Wikipedia's picture :
depicts layout of bytes of 32-bit ARGB
integer on little-endian architecture.
Whereas picture from your question corresponds to big-endian layout of same ARGB
integer.
So, the answer is : both pictures are correct, they just account for different architectures in terms of bit addressing in memory.
What you should care about is, regardless of endianess, for ARGB
, A
is the most-significant byte of 32-bit value, R
at the second-most significant, ... and B
can be found as the least significant Byte.
So you can extract them correctly with corresponding bit-shifting operations regardless on what type of "endian" platform you are.
Edit
In fact, the picture from your question seems odd to me, since it displays A
, R
, G
, B
bytes in reverse order (even addressing them correctly). I recommend you stick to diagram from wikipedia to avid confusion.

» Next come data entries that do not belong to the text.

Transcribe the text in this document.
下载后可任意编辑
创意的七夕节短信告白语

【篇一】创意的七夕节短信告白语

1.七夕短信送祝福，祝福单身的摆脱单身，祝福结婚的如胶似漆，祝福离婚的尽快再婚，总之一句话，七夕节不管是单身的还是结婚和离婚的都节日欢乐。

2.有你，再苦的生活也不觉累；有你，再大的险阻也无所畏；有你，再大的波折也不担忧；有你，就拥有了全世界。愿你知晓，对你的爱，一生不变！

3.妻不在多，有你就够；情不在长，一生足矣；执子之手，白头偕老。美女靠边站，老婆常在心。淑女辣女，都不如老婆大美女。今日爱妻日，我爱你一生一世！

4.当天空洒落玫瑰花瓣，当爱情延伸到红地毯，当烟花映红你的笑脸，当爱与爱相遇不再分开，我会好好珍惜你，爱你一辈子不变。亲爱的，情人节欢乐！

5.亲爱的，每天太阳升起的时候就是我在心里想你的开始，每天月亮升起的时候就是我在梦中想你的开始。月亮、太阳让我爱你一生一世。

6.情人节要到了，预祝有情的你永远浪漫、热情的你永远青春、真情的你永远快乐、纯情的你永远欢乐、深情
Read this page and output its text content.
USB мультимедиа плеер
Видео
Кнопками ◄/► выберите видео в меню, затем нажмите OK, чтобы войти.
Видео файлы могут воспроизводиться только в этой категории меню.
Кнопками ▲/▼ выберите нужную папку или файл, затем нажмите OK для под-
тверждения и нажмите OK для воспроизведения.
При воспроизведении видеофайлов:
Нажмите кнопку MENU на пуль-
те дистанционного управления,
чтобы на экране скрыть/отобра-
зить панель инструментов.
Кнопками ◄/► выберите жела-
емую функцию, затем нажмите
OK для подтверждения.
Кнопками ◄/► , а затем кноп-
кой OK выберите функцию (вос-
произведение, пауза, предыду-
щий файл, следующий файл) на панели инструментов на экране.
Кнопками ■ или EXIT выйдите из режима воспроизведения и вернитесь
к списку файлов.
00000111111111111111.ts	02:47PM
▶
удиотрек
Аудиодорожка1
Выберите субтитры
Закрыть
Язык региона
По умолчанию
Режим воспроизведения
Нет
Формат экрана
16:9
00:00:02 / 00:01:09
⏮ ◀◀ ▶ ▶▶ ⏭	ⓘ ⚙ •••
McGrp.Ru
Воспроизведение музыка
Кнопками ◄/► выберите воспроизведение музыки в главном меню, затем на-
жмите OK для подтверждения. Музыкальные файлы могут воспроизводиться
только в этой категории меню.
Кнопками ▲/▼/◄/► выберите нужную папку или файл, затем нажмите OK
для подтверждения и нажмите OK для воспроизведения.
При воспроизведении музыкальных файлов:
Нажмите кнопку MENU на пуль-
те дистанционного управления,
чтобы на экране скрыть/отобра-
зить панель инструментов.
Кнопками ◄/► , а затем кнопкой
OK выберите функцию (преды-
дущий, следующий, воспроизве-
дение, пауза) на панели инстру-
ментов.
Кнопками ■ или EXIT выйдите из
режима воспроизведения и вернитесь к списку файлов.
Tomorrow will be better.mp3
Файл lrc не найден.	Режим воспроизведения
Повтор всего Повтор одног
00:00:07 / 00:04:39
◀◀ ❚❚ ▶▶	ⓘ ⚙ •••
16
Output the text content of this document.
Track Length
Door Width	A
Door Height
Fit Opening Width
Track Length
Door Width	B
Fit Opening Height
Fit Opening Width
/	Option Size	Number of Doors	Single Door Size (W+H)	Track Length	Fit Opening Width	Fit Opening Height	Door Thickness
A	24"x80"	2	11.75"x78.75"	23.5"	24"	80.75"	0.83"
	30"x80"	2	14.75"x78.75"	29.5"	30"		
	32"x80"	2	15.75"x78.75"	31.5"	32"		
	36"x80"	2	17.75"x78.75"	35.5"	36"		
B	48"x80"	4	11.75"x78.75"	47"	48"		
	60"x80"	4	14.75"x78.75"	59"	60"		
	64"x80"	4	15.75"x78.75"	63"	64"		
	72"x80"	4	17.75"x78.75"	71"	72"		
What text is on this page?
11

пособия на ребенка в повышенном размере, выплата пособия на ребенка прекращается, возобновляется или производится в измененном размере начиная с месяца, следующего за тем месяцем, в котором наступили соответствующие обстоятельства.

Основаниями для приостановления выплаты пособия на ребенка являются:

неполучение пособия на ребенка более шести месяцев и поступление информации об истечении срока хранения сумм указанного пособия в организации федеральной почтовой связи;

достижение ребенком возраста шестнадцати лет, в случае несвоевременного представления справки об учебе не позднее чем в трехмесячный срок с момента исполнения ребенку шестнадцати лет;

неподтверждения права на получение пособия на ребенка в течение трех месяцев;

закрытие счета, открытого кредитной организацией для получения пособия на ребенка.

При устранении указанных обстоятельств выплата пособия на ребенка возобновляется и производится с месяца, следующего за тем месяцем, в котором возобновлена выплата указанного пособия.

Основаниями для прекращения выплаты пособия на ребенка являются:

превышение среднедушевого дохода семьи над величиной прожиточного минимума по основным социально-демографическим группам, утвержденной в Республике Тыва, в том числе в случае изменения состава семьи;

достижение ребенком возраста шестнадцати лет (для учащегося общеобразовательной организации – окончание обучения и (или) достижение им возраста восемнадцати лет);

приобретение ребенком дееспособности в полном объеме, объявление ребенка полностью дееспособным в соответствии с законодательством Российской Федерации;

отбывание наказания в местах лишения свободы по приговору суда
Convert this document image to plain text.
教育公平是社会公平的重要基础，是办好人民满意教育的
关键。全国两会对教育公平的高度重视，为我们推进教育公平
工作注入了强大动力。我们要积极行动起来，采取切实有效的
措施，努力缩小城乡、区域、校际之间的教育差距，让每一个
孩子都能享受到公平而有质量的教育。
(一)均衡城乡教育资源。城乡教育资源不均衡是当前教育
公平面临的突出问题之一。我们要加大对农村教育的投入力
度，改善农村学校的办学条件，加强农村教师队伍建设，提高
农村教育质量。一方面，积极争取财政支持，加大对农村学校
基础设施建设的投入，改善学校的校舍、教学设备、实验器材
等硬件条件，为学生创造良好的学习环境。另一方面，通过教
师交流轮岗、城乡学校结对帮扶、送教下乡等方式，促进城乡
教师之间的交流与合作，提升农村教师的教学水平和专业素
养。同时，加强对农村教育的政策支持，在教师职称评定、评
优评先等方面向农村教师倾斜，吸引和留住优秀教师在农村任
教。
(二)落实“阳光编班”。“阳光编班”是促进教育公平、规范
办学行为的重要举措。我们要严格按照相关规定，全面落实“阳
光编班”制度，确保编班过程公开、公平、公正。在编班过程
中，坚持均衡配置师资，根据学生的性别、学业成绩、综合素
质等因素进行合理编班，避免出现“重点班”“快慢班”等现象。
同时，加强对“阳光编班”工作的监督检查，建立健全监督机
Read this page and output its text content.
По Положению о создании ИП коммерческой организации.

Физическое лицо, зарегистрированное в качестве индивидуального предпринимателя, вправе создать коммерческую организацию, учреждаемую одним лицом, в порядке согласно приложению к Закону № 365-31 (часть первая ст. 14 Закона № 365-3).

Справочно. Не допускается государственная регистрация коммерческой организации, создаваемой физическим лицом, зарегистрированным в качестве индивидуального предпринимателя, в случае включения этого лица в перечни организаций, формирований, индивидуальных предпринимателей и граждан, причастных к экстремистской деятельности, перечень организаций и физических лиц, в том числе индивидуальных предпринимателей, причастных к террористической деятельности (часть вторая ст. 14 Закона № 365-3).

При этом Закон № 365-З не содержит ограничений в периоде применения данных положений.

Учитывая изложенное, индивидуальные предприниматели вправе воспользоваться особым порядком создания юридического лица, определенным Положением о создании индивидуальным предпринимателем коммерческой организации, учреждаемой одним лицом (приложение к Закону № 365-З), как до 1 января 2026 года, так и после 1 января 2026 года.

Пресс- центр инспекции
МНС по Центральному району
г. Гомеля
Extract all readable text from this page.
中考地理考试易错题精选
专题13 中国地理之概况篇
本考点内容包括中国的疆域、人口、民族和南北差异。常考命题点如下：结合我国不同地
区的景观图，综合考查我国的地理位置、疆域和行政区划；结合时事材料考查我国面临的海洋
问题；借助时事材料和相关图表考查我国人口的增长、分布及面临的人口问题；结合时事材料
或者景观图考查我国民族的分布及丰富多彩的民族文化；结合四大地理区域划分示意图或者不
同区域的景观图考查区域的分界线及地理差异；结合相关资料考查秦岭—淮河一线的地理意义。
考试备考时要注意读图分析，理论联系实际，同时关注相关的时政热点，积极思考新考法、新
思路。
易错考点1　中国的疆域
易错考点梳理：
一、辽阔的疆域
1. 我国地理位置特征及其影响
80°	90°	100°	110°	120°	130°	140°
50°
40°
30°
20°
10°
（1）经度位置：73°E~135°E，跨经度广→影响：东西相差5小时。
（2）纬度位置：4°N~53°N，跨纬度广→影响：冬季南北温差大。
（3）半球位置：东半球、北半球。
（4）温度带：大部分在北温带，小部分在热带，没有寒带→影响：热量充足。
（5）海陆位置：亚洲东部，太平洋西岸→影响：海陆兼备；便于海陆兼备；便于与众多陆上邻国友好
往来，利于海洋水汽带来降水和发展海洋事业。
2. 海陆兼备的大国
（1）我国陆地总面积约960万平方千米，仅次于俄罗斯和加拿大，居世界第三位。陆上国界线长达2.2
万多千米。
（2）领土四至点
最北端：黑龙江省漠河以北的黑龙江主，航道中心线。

Answering your comment : Java's TYPE_INT_BGR
has reversed encoding of rgb
colors as compared to TYPE_INT_RGB
, see java.awt.image.BufferedImage.java :
case TYPE_INT_BGR:
{
colorModel = new DirectColorModel(24,
0x000000ff, // Red
0x0000ff00, // Green
0x00ff0000 // Blue
);
Which one to use depend on your needs, but I would guess you'd be ok with RGB
and ARGB
.
Hope that helps